Tag Archives: Court

Stephen Baskerville: five myths about no-fault divorce

From the Catholic News Agency.

Introduction:

Almost four decades after the “no-fault” divorce revolution began in California, misconceptions abound. Even the many books about divorce, including myriad self-help manuals, are full of inaccurate and misleading information. No public debate preceded the introduction of no-fault divorce laws in the 1970s, and no debate has taken place since.

Yet divorce-on-demand is exacting a devastating toll on our children, our social order, our economy, and even our constitutional rights. A recent study estimates the financial cost of divorce to taxpayers at $112 billion annually. Recent demands to legitimize same-sex marriage almost certainly follow from the divorce revolution, since gay activists readily acknowledge that they only desire to marry under the loosened terms that have resulted from the new divorce laws. Divorce also contributes to a dangerous increase in the power of the state over private life.

Here are the five myths about no-fault divorce:

  • No-fault divorce permitted divorce by mutual consent, thus making divorce less acrimonious
  • We cannot force people to remain married and should not try
  • No-fault divorce has led men to abandon their wives and children
  • When couples cannot agree or cooperate about matters like how the children should be raised, a judge must decide according to “the best interest of the child”
  • Divorce must be made easy because of domestic violence

And the details about number three:

Myth 3: No-fault divorce has led men to abandon their wives and children.

Fact: This does happen (wives more often than children), but it is greatly exaggerated. The vast majority of no-fault divorces — especially those involving children — are filed by wives.

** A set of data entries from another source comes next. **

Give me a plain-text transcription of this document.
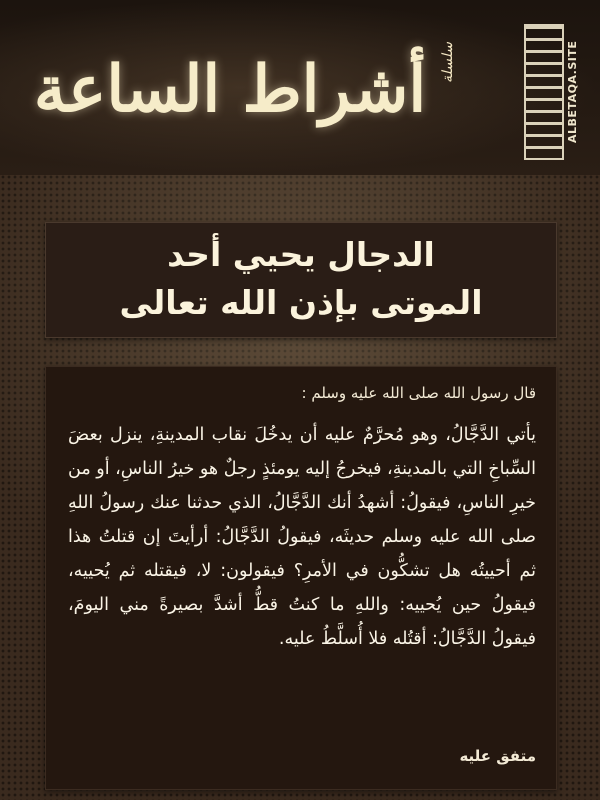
أشراط الساعة سلسلة	ALBETAQA.SITE
الدجال يحيي أحد
الموتى بإذن الله تعالى
قال رسول الله صلى الله عليه وسلم :
يأتي الدَّجَّالُ، وهو مُحرَّمٌ عليه أن يدخُلَ نقاب المدينةِ، ينزل بعضَ السِّباخِ التي بالمدينةِ، فيخرجُ إليه يومئذٍ رجلٌ هو خيرُ الناسِ، أو من خيرِ الناسِ، فيقولُ: أشهدُ أنك الدَّجَّالُ، الذي حدثنا عنك رسولُ اللهِ صلى الله عليه وسلم حديثَه، فيقولُ الدَّجَّالُ: أرأيتَ إن قتلتُ هذا ثم أحييتُه هل تشكُّون في الأمرِ؟ فيقولون: لا، فيقتله ثم يُحييه، فيقولُ حين يُحييه: واللهِ ما كنتُ قطُّ أشدَّ بصيرةً مني اليومَ، فيقولُ الدَّجَّالُ: أقتُله فلا أُسلَّطُ عليه.
متفق عليه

In fact, as Judy Parejko, author of Stolen Vows, has shown, the no-fault revolution was engineered largely by feminist lawyers, with the cooperation of the bar associations, as part of the sexual revolution. Overwhelmingly, it has served to separate large numbers of children from their fathers. Sometimes the genders are reversed, so that fathers take children from mothers. But either way, the main effect of no-fault is to make children weapons and pawns to gain power through the courts, not the “abandonment” of them by either parent.

Al Mohler wrote about the history of no-fault divorce a while back, and I think it’s worth reviewing why we have this lousy law.

The story behind America’s love affair with no-fault divorce is a sad and instructive tale. As Baskerville documents, no-fault divorce laws emerged in the United States during the 1970s and quickly spread across the nation. Even though only nine states had no-fault divorce laws in 1977, by 1995, every state had legalized no-fault divorce.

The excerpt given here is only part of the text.